Set up classification
In document capture, classification is the assignment of a document to a category or a class, also known as a document type.
This category is predefined based on your project class hierarchy. Without classification, successful extraction or archiving is impossible.
If the document type that is part of an extraction group is renamed, deleted, or moved from one parent to another elsewhere in Advanced Studio, some updates are required to the project in the Transformation Designer. This ensures that any changes to document types elsewhere in Advanced Studio are propagated to the classification and extraction settings in the Transformation Designer.
A document can be automatically classified based on physical layout, content, or generative AI, and the classification order of processing determines the final classification result. You can use a combination of pre-production trained documents and classification instructions, or you can also use classification online learning, that collects training documents for use in classification while a project is in production. The latter ensures that any new documents or classes are absorbed by the project easily, without a lot of configuration. Generative AI classification does not collect training documents as the LLM classifies a document based on the description provided for a class.

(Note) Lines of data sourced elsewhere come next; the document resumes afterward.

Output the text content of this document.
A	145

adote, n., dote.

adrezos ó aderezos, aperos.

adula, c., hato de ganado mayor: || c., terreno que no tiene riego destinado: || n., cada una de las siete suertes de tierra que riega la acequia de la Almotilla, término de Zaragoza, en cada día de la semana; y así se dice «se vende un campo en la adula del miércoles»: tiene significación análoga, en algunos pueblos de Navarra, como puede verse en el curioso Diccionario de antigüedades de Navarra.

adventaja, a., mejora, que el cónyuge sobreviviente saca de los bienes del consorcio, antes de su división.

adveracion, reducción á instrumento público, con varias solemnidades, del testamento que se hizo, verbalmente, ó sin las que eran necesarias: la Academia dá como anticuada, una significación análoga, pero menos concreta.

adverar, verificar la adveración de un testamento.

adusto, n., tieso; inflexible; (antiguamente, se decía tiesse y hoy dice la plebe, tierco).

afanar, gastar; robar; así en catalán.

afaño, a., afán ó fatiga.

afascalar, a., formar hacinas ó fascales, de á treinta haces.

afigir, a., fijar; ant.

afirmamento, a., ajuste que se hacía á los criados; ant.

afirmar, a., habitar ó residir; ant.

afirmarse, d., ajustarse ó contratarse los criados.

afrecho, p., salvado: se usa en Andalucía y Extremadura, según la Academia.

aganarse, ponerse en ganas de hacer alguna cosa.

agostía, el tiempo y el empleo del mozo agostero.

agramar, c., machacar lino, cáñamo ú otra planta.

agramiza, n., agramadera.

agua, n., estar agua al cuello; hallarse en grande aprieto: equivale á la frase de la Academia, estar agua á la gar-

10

To aid in layout and content classification, first perform clustering on a set of documents, and then add the pre-classified documents to your classification training document set so classification can learn by example. You assign sample documents for each class. When the project is trained, the sample documents are analyzed and important features are extracted and used to define the class. Whether your documents are used for layout or content classification depends on how each class is configured. You do not need training documents during runtime. The project contains all of the extracted information required for classification.
Before testing your classification settings for a class or project, train your project. After training your project, the documents in your classification training document set are used as a comparison for the documents you are processing. For a document to be successfully classified, the document needs a confidence greater than or equal to the configured classification thresholds.
After changing the properties of your classifiers, or after adding or deleting documents from your training set, you must retrain your project.
Once classification is configured, run some preliminary classification tests. Once you are satisfied with the preliminary classification tests, you can run more detailed classification benchmarks.
If you define fields at the project level, the extraction results are used to classify a document. For example, you can classify a document by extracting a bar code.